After we complete our cardio, we lift weights. The Captain had a sly look on his face as he walked over to the bench press, towel draped over his bulbous deltoid. It turns out he is on some insane mega-protein regimen involving power bars, powders, and supplements. Needless to say, the human digestive system has not evolved to silently and efficiently process such a diet. His chatty colon mimics the sound of a Canada goose being strangled. It was reminiscent of a lugubrious military bugler at a funeral. The Captain doesn’t like any talk of bodily functions or sexual activity, which seems to be linked in his Catholic psyche. “Look,” he says, “I assume everyone gets laid—I just don’t need to hear about it.”

The excessive release of gas resulting from his gut-crunching protein consumption sends the Captain to a dark, solitary workout room, away from the masses of exercisers. As the Captain was busy racing his stationary bike, a Bodies in Motion employee barged into the room with two prospective members. Big mistake. They paid the price. A look of horror was etched on their faces as they bolted out of the room. The smell wafting out could best be described as extremely unfavorable to the nose. The benefit of being in the room alone: any Ignatius J. Reilly-esque eruption goes unrecognized. The danger: should anyone walk in, there is nowhere to hide—they know the culprit.

He who smelt her is not necessarily the one who dealt her.

There were no new memberships purchased on that day.

We finished our weightlifting routine and headed to the locker room. After relaxing in the whirlpool, we usually get a steam. The gym recently installed two powerful xenon-magnitude lights that pierce the shroud of fog and illuminate the room in a harsh white light. The idea is to prevent it from becoming a gay pickup scene. The showers now also have curtains. One gym member, known as “the Giraffe,” had a tendency to crane his elongated neck and peer over his shower stall at unsuspecting neighbors. While in the steam or showers, we usually discuss the league, where we stand, what might happen next year. Show business is a cruel mistress. It’s highly unstable and one never knows when the next movie will get made or where it will come from.
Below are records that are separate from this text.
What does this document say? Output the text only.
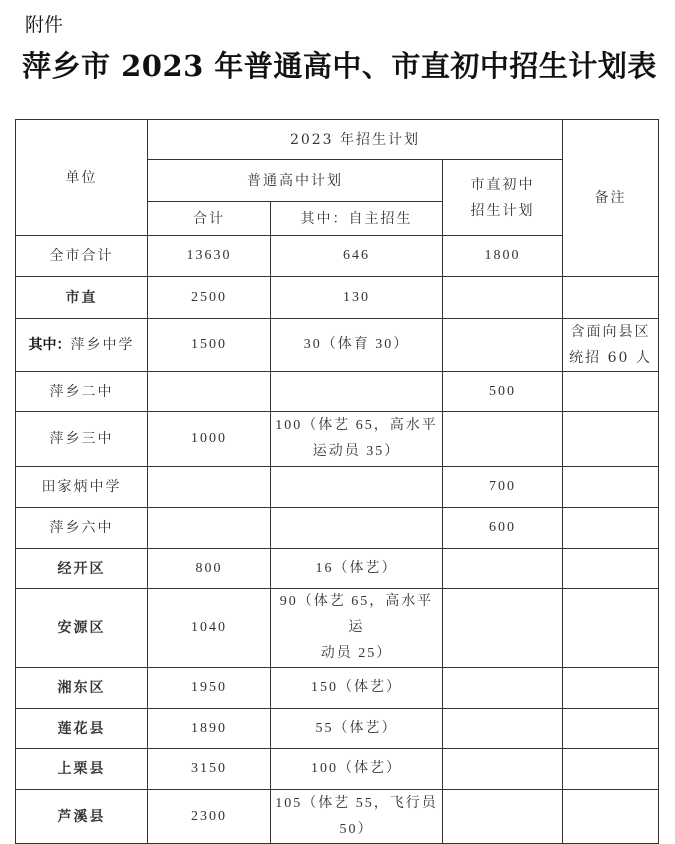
附件
萍乡市 2023 年普通高中、市直初中招生计划表
单位	2023 年招生计划			备注
	普通高中计划		市直初中
招生计划	

	合计	其中：自主招生		
全市合计	13630	646	1800	
市直	2500	130		
其中：萍乡中学	1500	30（体育 30）		含面向县区
统招 60 人

萍乡二中			500	
萍乡三中	1000	100（体艺 65，高水平
运动员 35）		

田家炳中学			700	
萍乡六中			600	
经开区	800	16（体艺）		
安源区	1040	90（体艺 65，高水平运
动员 25）		

湘东区	1950	150（体艺）		
莲花县	1890	55（体艺）		
上栗县	3150	100（体艺）		
芦溪县	2300	105（体艺 55，飞行员
50）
With that in mind, we play with an attitude of making each game count. So when the Rockets put up little resistance, we stayed after it, exerting a high level of energy and effort. It served us well, as we blew them out. The margin of victory was 24 points, and it wasn’t that close. We may not always win, but we try to make the most of our league opportunity.

We are now 7-3 with four games to go, two of which are against good teams. It’s the homestretch before the playoffs and the chase for a ring. Next up: last year’s NBA finalists, the San Antonio Spurs.